Henry let out a little laugh. “But there is. The color, the patterns. Anyone who can make something so beautiful out of twigs and weeds and string is an artist. Think what you could do if you had real materials!” He turned down High Street.

“I have friends in Chicago. Artists, playwrights, actors. You should meet them. Discuss your work. I’d be happy to introduce you. ”

Kate felt her stomach clench. He was starting to sound like Frank and Julius.

Did he really see her as an artist, or was he teasing her?

She wavered a little in her decision to dislike him.

“Introduce me? As what? A poor country bumpkin you met during your dreary sojourn in the wilds of Wisconsin?” she asked, deciding to test him.

Henry shifted the gears. “You’re much too hard on yourself, you know. And in that way, you’re just like every other artist. All you lack is confidence.”

She drew in a breath. He was right. She did lack confidence.

“Confidence, my dear Kate, is half the battle. There’s a certain .

. . je ne sais quoi about it all. If you think of your work as just a bunch of twigs stuck together for money, then that’s what it is.

If, however, you see it as a beautiful creation emanating from your heart, a conduit for the divine, if you will, then it is. ”
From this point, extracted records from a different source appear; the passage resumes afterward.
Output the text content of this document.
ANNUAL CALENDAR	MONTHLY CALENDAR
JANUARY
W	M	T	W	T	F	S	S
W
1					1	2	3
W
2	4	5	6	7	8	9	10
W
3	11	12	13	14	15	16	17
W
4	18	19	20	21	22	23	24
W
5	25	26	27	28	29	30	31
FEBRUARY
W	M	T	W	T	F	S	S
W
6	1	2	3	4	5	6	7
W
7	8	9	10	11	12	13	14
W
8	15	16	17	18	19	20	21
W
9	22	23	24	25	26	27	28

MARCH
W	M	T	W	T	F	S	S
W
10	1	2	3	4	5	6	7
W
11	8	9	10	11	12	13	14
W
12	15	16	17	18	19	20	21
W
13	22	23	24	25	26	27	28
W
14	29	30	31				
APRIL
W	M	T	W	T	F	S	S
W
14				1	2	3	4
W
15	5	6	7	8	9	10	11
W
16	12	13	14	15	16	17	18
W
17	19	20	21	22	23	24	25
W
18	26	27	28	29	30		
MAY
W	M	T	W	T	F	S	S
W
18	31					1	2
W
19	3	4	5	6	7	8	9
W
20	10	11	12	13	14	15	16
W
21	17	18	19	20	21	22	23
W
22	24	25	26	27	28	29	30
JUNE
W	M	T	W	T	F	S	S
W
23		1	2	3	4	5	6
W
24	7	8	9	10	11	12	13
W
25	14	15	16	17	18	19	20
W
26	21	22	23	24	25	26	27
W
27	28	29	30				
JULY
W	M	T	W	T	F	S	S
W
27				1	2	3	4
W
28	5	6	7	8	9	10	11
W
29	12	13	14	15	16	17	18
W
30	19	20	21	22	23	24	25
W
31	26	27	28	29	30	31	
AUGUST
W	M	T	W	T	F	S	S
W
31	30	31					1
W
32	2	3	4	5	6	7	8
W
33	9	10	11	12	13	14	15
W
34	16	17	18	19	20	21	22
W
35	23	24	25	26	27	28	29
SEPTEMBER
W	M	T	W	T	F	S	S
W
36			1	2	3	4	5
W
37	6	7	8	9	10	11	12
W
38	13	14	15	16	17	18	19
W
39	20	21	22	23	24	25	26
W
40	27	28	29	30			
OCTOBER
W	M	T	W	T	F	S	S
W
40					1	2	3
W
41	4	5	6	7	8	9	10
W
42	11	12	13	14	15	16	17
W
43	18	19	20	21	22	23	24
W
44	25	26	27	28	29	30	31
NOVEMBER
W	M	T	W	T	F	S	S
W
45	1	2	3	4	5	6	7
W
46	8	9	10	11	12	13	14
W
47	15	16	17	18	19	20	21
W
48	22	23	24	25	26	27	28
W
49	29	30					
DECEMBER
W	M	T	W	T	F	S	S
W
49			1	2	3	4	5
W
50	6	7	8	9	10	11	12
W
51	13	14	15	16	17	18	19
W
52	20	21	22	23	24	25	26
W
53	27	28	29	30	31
Kate looked out the window again. A “conduit for the divine” felt a bit far-fetched, but she did feeling stirrings of . . . well, something when she was weaving together the patterns she saw in her mind. Then again, simply believing something was art didn’t make it so.

“Well, suit yourself,” Henry said jovially when she failed to answer. “But remember, I’m happy to help if you decide you can bear it. Maybe someday you’ll grow to trust me.”

Kate’s wandering thoughts snapped back. That was the problem.

She didn’t trust him. But she wanted to, she conceded, which was what was so unsettling.

She wanted to believe what he was telling her about herself—about her art, if nothing else.

But there was something about him that unnerved her.

At times she still felt as she had at the potluck, that he could somehow see right the way through her, and she continued to feel exposed and vulnerable around him, on edge. She didn’t like it.

She gave him a final glance. Thankfully, his eyes were on the road, but he still wore that idiotic grin.

She shifted her body slightly away from him as they bounced along the country road toward home and remained silent for the rest of the way.